Justement, on pourrait préférer choisir comme absolu la
parole. Mais cela produirait une alliance uni-dimensionnelle, sans
profondeur, sans opacité. L'alliance que je propose est
pluri-dimensionnelle, comme le réel. Pas seulement humaine, pas
seulement naturelle. La parole enfin n'est pas tout, rien n'est tout.
Le risque ce serait d'en arriver à un totalitarisme de la
parole, où le savoir comme l'être serait refermé et
clos sur lui même, sans extériorité, sans
altérité. Or il faut que la structure respire, qu'elle
soit ouverte pour qu'elle soit viable. L'enfer est un endroit clos.
Enfin ce qui est en jeu ici, c'est la catégorie de la puissance.
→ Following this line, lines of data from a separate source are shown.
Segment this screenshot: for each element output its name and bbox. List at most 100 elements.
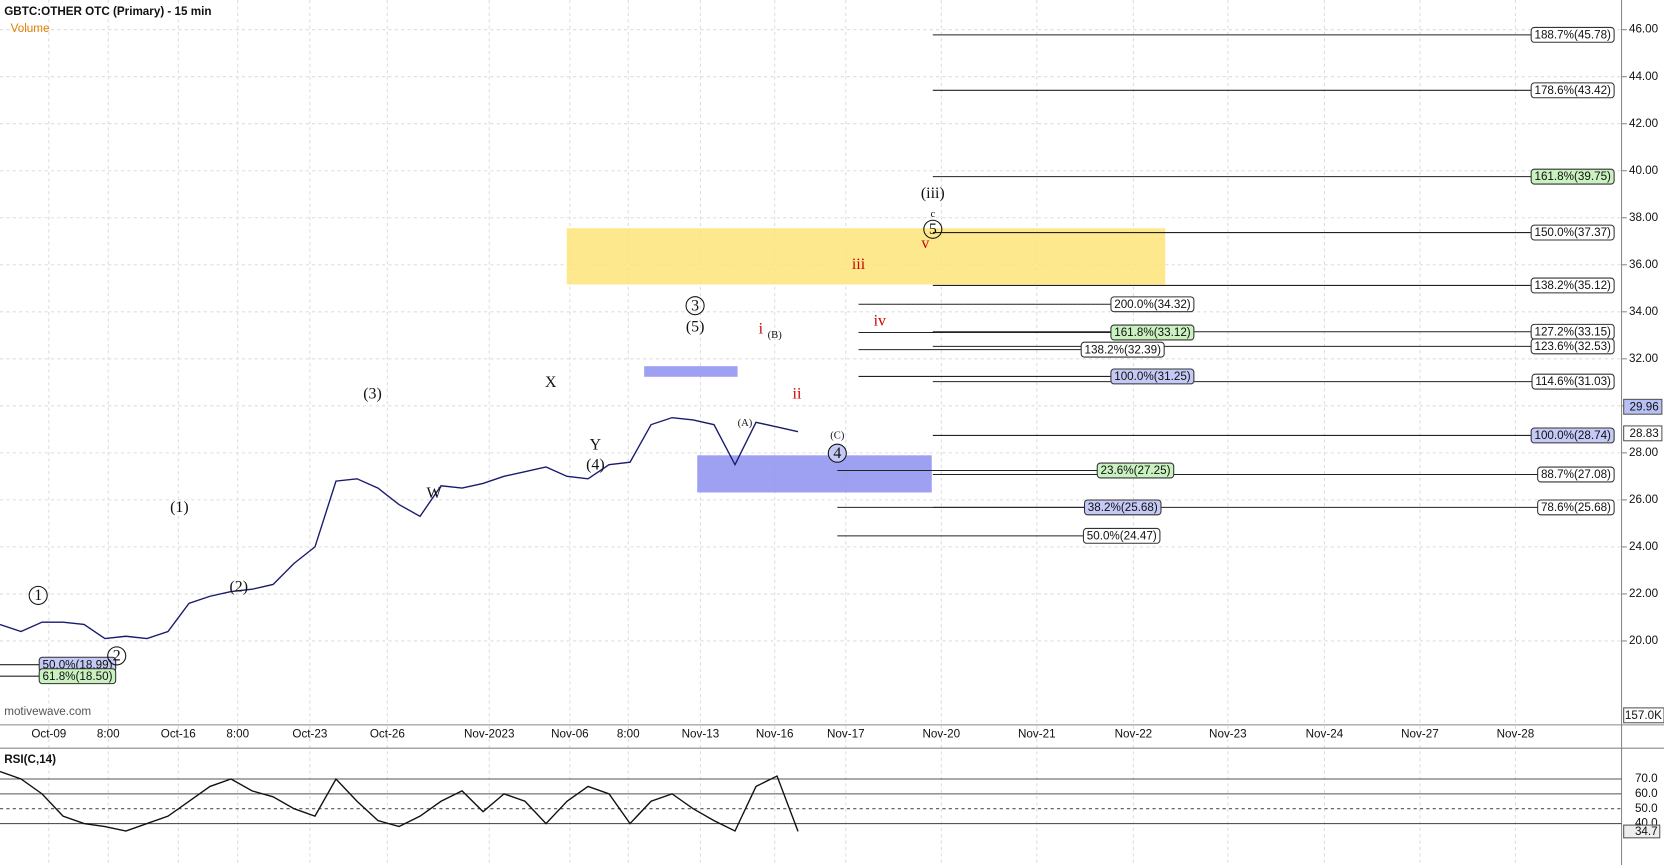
wave-label: (A): [738, 418, 753, 429]
target-zone: [566, 228, 1166, 285]
fib-label: 50.0%(24.47): [1087, 529, 1157, 542]
x-tick-label: Nov-17: [827, 727, 865, 740]
y-tick-label: 26.00: [1629, 493, 1659, 506]
wave-label: (2): [229, 579, 248, 596]
wave-label: iv: [874, 312, 886, 329]
price-line: [0, 770, 799, 832]
fib-label: 23.6%(27.25): [1101, 464, 1171, 477]
fib-label: 161.8%(33.12): [1114, 326, 1191, 339]
fib-label: 178.6%(43.42): [1534, 84, 1611, 97]
y-tick-label: 22.00: [1629, 587, 1659, 600]
fib-label: 88.7%(27.08): [1541, 468, 1611, 481]
price-label: 29.96: [1630, 400, 1659, 413]
fib-label: 61.8%(18.50): [43, 670, 113, 683]
y-tick-label: 60.0: [1635, 787, 1658, 800]
fib-label-box: [1530, 168, 1615, 185]
wave-label: ii: [793, 385, 802, 402]
y-tick-label: 38.00: [1629, 211, 1659, 224]
fib-label-box: [1530, 338, 1615, 355]
rsi-label-box: [1623, 824, 1661, 839]
x-tick-label: Nov-06: [551, 727, 589, 740]
fib-label: 138.2%(35.12): [1534, 279, 1611, 292]
wave-label: i: [759, 321, 764, 338]
y-tick-label: 34.00: [1629, 305, 1659, 318]
support-bar: [644, 366, 738, 377]
wave-circle: [685, 296, 705, 316]
wave-label: iii: [852, 256, 866, 273]
watermark: motivewave.com: [4, 705, 91, 718]
fib-label-box: [1083, 499, 1162, 516]
wave-label: c: [930, 209, 935, 220]
fib-label: 161.8%(39.75): [1534, 170, 1611, 183]
price-line: [0, 416, 799, 640]
wave-label: (5): [686, 319, 705, 336]
price-label-box: [1623, 398, 1663, 415]
x-tick-label: Nov-21: [1018, 727, 1056, 740]
y-tick-label: 46.00: [1629, 23, 1659, 36]
rsi-label: 34.7: [1635, 825, 1658, 838]
y-tick-label: 28.00: [1629, 446, 1659, 459]
x-tick-label: 8:00: [97, 727, 120, 740]
fib-label: 127.2%(33.15): [1534, 325, 1611, 338]
x-tick-label: Nov-24: [1306, 727, 1344, 740]
x-tick-label: Nov-27: [1401, 727, 1439, 740]
fib-label-box: [1530, 277, 1615, 294]
fib-label-box: [1530, 427, 1615, 444]
x-tick-label: Nov-16: [756, 727, 794, 740]
y-tick-label: 70.0: [1635, 772, 1658, 785]
wave-label: (4): [586, 457, 605, 474]
chart-title: GBTC:OTHER OTC (Primary) - 15 min: [4, 5, 211, 18]
wave-label: (C): [830, 431, 845, 442]
x-tick-label: Oct-23: [292, 727, 327, 740]
fib-label-box: [1096, 462, 1175, 479]
fib-label-box: [1082, 527, 1161, 544]
indicator-label: Volume: [11, 22, 50, 35]
y-tick-label: 40.00: [1629, 164, 1659, 177]
x-tick-label: Nov-28: [1497, 727, 1535, 740]
wave-label: 4: [833, 445, 841, 462]
wave-circle: [28, 585, 48, 605]
wave-label: (3): [363, 385, 382, 402]
wave-label: W: [427, 485, 442, 502]
wave-circle: [827, 443, 847, 463]
wave-label: 3: [691, 297, 699, 314]
price-label-box: [1623, 425, 1663, 442]
fib-label-box: [1531, 373, 1615, 390]
wave-label: (1): [170, 499, 189, 516]
x-tick-label: Oct-16: [161, 727, 196, 740]
fib-label: 100.0%(31.25): [1114, 370, 1191, 383]
wave-label: 2: [113, 648, 121, 665]
wave-label: (iii): [921, 185, 945, 202]
x-tick-label: Nov-22: [1115, 727, 1153, 740]
fib-label-box: [1530, 82, 1615, 99]
wave-label: (B): [768, 330, 783, 341]
fib-label: 78.6%(25.68): [1541, 501, 1611, 514]
price-label: 28.83: [1630, 427, 1659, 440]
wave-label: 5: [929, 221, 937, 238]
x-tick-label: Nov-20: [923, 727, 961, 740]
x-tick-label: Oct-26: [370, 727, 405, 740]
x-tick-label: Nov-13: [682, 727, 720, 740]
grid: [0, 0, 1622, 863]
fib-label: 38.2%(25.68): [1088, 501, 1158, 514]
fib-label-box: [1530, 26, 1615, 43]
fib-label-box: [1110, 296, 1195, 313]
fib-label: 114.6%(31.03): [1535, 375, 1611, 388]
fib-label: 200.0%(34.32): [1114, 298, 1191, 311]
y-tick-label: 36.00: [1629, 258, 1659, 271]
fib-label: 50.0%(18.99): [43, 658, 113, 671]
plot: 20.0022.0024.0026.0028.0030.0032.0034.00…: [0, 23, 1664, 839]
x-tick-label: 8:00: [617, 727, 640, 740]
wave-circle: [923, 219, 943, 239]
y-tick-label: 44.00: [1629, 70, 1659, 83]
y-tick-label: 32.00: [1629, 352, 1659, 365]
fib-label-box: [38, 668, 117, 685]
y-tick-label: 24.00: [1629, 540, 1659, 553]
fib-label-box: [1110, 368, 1195, 385]
y-tick-label: 42.00: [1629, 117, 1659, 130]
wave-label: 1: [34, 587, 42, 604]
fib-label-box: [1110, 324, 1195, 341]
L'état repose sur une idée de la puissance dont il est
sensé être une incarnation, ou du moins une
représentation. Les juifs nous ont appris qu'il n'y a pas de
représentation possible de la puissance, ou même qu'elle
est interdite. Aussi ceux qui parlent au nom de la puissance,
c'est-à-dire au nom de l'absolu, n'ont que le droit d'en parler.
L'exercice politique de la puissance revient au prince, ou au
représentant de l'état quel qu'il soit. Et il y a
toujours eu une division entre l'exercice de l'autorité
spirituelle ou religieuse et l'exercice de l'autorité politique.
La négation de cette division nécessaire se nomme
totalitarisme.
Les révolutions modernes ont voulu se passer de
la dimension spirituelle, pour fonder l'état sur un absolu
concret, or ce fut une erreur, peut-être nécessaire du
point de vue de l'évolution historique, mais à
présent justement, nous avons le devoir de tenir compte des
leçons de l'histoire et de chercher de nouvelles solutions. Ma
solution consiste à substituer à l'absolu mythique de
l'ancienne structure, un absolu rationnel.